Tralasciamo gli aspetti positivi che sarebbero molti: dal minor inquinamento, alla maggiore flessibilità, al miglior benessere mentale del lavoratore fino al punto di garantire posti di lavoro più equi e inclusivi, la settimana lavorativa “corta” o “compressa” può essere difficile da attuare perché di contro richiede la giusta mentalità, la giusta tecnologia e una cultura lavorativa adatta a poter funzionare.
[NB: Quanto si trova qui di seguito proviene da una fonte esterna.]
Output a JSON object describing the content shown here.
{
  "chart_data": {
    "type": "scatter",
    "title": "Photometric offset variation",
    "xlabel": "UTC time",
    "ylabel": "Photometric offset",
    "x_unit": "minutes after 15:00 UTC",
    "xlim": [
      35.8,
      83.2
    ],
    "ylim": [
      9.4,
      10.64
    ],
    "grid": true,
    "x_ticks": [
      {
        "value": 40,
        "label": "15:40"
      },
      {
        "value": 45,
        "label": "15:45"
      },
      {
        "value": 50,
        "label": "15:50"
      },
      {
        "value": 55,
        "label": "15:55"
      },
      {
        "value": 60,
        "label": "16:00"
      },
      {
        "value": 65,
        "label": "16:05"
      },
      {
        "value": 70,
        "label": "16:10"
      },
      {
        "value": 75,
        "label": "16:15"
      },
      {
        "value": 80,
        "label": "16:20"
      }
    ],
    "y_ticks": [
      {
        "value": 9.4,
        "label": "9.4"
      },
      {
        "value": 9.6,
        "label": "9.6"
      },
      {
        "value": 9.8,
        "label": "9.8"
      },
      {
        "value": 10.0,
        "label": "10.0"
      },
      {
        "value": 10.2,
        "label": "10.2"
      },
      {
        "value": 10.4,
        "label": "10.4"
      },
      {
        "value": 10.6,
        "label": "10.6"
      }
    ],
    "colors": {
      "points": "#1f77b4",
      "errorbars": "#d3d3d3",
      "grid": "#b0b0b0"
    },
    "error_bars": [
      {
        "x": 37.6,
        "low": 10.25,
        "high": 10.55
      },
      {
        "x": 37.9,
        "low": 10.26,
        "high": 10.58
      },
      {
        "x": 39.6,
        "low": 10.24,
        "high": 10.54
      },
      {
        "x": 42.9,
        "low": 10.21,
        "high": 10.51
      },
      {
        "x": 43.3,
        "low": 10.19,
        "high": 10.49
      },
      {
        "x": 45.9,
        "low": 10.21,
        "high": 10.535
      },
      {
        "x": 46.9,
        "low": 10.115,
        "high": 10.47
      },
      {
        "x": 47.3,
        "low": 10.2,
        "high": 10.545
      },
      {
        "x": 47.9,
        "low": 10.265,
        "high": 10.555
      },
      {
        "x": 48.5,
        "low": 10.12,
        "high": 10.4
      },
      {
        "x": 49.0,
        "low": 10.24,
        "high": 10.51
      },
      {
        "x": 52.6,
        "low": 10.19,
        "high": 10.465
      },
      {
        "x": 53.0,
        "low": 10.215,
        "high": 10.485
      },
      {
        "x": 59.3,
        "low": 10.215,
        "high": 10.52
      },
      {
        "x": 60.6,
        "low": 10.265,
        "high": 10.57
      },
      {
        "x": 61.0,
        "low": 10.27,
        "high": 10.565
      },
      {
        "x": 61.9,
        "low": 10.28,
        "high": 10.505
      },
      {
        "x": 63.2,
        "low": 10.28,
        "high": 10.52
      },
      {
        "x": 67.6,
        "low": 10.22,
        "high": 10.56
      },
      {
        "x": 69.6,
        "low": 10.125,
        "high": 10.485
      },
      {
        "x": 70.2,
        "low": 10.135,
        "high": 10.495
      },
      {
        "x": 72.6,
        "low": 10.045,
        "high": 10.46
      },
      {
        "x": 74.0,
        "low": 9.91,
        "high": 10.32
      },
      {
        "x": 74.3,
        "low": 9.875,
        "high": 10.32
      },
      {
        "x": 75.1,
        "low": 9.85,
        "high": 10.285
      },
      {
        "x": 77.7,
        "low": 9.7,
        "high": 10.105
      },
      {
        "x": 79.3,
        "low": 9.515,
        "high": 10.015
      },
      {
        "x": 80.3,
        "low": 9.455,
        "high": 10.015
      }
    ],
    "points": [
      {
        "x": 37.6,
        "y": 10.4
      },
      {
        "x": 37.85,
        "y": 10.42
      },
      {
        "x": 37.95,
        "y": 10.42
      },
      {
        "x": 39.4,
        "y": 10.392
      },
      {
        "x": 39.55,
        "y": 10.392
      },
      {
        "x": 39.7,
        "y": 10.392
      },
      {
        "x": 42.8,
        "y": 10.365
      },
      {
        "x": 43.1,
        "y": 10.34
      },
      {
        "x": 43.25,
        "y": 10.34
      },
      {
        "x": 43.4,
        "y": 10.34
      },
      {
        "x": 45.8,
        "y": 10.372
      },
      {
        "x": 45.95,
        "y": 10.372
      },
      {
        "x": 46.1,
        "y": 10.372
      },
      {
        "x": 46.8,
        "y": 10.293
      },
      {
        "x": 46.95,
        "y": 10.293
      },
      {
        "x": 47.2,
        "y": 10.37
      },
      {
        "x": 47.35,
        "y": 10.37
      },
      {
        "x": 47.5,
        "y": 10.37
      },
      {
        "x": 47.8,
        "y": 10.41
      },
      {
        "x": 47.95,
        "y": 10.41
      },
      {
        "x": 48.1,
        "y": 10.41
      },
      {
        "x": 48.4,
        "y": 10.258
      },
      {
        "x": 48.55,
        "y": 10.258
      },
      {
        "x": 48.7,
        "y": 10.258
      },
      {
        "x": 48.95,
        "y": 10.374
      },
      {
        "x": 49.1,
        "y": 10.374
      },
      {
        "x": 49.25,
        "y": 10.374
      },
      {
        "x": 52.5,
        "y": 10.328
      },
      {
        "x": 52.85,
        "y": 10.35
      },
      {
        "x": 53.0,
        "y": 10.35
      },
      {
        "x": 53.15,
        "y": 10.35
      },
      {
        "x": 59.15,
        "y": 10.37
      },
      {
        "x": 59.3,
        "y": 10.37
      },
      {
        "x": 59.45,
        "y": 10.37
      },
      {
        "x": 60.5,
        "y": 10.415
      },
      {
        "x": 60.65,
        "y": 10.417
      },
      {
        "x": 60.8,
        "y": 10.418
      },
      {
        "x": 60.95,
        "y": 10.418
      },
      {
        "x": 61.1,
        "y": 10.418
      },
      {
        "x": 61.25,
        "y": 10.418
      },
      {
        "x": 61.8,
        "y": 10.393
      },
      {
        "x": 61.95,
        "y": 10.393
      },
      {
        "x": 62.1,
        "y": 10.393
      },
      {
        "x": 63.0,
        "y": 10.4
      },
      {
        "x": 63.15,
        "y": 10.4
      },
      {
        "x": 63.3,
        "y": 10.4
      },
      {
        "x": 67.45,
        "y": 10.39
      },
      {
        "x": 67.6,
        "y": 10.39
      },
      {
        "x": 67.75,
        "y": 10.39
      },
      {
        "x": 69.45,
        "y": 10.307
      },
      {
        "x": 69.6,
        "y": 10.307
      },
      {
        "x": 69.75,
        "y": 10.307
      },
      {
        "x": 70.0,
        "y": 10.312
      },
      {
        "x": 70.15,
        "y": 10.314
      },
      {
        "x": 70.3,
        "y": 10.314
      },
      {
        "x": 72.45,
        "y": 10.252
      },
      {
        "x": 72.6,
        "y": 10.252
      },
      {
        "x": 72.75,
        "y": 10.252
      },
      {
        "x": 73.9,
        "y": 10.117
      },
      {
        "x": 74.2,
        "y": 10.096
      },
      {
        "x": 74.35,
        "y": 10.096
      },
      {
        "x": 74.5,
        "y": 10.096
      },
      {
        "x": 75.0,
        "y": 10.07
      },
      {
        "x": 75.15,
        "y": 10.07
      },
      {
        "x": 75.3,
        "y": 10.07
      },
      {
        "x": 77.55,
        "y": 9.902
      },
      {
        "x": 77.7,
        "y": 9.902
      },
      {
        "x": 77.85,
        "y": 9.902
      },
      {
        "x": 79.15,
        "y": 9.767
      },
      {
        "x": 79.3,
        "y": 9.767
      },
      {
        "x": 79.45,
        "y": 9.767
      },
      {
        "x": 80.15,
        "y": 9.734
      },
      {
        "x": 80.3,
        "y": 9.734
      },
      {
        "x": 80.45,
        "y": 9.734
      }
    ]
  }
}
Non tutti i settori possono adottarla. Alcune aziende o settori richiedono una presenza 24 ore su 24, 7 giorni su 7 e a patto di organizzare degli specifici turni a rotazione, avvicendati, dimenticandosi dei sabati e delle domeniche, dei giorni festivi, risulterebbe molto difficile da attuare.
Tuttavia, per concludere, a mio parere in Italia il problema sono sempre i salari. Troppo bassi e a volte, anzi molto spesso, costringono i lavoratori a svolgere il c.d. “doppio e a volte triplo lavoro”. Pertanto la riduzione della settimana lavorativa darebbe un ulteriore slancio per occupare quelle ore con altra fonte di guadagno.